Reversal for Argentina’s ruling party reflects dissatisfaction over economy, rising crime and corruption

Sergio Massa, mayor of Buenos Aires’s Tigre, with his wife Malena and children  Milagros and Tomas,  after the resuts  in the Argentinian midterm election. Photograph: Enrique Marcarian/Reuters

Sergio Massa, mayor of Buenos Aires’s Tigre, with his wife Malena and children Milagros and Tomas, after the resuts in the Argentinian midterm election. Photograph: Enrique Marcarian/Reuters

 


Cristina Fernández de Kirchner suffered the worst electoral defeat of her presidency of Argentina yesterday when her ruling faction of the populist Peronist movement was trounced in midterm congressional elections.

Candidates supported by Ms Kirchner won just 28 per cent of the vote to elect half of the lower house of congress and a third of the senate, losing out to rival Peronists as well as to opposition parties from the right and left.

In the country’s most populous electoral districts, the ruling group was comfortably beaten, ending up in third place in the capital Buenos Aires and the provinces of Córdoba and Santa Fe.

The reversal reflects growing national dissatisfaction at economic mismanagement, rising crime and mounting evidence of rampant corruption among the country’s ruling circle.

Ms Kirchner’s supporters are now further than ever from commanding the two-thirds majority in congress necessary to achieve their goal of lifting a constitutional ban on the president running for a third term in 2015. The result yesterday has instead officially started the race to succeed Ms Kirchner, who is halfway through her second term.

At a victory rally for his party in the capital Buenos Aires, the city’s right-wing mayor, Mauricio Macri, officially announced his candidacy for the presidency in 2015.

In the most closely watched contest, Ms Kirchner’s Victory Front faction within Peronism was beaten into second place in the strategic province of Buenos Aires by dissident Peronists led by Sergio Massa, her former cabinet secretary.

After a nasty campaign he won 44 per cent of the poll, beating his “Kirchnerista” rivals by 12 points.
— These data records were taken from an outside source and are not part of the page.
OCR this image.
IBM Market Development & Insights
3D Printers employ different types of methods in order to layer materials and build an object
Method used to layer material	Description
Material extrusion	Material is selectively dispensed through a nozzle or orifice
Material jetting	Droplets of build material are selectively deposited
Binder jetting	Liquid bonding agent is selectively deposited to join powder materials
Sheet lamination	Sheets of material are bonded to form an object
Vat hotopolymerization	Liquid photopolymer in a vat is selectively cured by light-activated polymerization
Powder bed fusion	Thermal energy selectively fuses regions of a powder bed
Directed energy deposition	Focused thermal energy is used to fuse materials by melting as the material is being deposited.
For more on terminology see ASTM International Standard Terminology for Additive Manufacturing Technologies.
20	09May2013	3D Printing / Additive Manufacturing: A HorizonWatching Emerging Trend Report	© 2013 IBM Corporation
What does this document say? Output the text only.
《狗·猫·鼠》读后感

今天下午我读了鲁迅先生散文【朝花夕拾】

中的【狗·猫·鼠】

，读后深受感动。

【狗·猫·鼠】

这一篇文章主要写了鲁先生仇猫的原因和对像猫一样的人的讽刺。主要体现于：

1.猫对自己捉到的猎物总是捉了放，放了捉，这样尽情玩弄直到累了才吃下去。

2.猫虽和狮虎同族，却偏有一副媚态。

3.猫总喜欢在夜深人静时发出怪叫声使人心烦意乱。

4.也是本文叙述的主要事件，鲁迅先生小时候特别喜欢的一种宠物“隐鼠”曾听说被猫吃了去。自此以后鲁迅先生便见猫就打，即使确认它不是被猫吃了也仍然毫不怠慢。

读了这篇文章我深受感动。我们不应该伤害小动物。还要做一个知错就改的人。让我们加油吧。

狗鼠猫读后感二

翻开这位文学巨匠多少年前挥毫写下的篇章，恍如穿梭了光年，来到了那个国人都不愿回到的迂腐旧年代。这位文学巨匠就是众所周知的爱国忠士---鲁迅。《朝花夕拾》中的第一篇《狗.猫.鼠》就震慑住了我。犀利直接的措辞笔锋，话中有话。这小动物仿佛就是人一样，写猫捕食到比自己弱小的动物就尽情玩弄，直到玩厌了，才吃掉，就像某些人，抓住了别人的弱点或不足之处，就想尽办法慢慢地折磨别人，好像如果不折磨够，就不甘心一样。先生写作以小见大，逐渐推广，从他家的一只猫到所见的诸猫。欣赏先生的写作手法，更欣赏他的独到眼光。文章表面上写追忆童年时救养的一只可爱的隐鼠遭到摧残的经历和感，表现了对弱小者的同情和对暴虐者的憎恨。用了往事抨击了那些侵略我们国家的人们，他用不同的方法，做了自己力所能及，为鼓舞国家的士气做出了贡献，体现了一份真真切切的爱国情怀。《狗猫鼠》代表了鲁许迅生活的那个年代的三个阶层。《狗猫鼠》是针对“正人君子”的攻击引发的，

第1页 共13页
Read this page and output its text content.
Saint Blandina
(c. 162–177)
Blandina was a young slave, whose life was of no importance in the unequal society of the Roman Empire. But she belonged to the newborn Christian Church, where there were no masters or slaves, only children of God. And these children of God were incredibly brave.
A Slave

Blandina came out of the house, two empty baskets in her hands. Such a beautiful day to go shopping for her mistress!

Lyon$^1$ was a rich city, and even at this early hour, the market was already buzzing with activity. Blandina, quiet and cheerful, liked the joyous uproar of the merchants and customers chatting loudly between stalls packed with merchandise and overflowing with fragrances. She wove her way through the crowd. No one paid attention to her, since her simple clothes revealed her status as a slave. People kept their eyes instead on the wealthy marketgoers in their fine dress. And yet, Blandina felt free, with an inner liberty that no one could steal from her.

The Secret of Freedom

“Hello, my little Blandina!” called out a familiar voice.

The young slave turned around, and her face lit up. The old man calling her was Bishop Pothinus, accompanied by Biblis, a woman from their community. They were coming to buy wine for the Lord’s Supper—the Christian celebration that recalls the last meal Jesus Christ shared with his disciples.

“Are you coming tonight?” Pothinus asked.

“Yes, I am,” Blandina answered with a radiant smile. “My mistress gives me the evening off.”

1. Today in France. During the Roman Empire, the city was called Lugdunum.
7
In a province that is home to 37 per cent of the electorate and where Peronist candidates won three in every four votes, Mr Massa has emerged as a viable contender within Peronism to succeed Ms Kirchner in 2015.

After his victory Mr Massa, who has sought to project a less-abrasive leadership style than the combative Mrs Kirchner, refused to be drawn on whether he was now a candidate for the presidency. His bid to be the movement’s standard-bearer in 2015 will face a stiff challenge from the popular Peronist governor of Buenos Aires province, Daniel Scioli.

Although yesterday’s results have intensified speculation about the looming end of the Kirchner family’s decade-long dominance of Argentinian politics, the president will remain the country’s most powerful figure. She is still the most popular politician nationwide, her positive image boosted following recent brain surgery.

Meanwhile, despite yesterday’s setback, her Victory Front retains its majority in the senate and commands a quorum in the lower house.

It will now need support from smaller parties to pass legislation but over the past decade, the Kirchner group has proved expert at using promises of funds and government jobs to draw opponents across the congressional aisle.

The president can also count on special economic powers that marginalise congress by giving her huge leeway over national budgets and economic policy. The outgoing congress voted to renew the powers originally passed at the height of the economic crisis that ended, in 2001, in the world’s largest debt default. The supposedly emergency laws have been renewed ever since.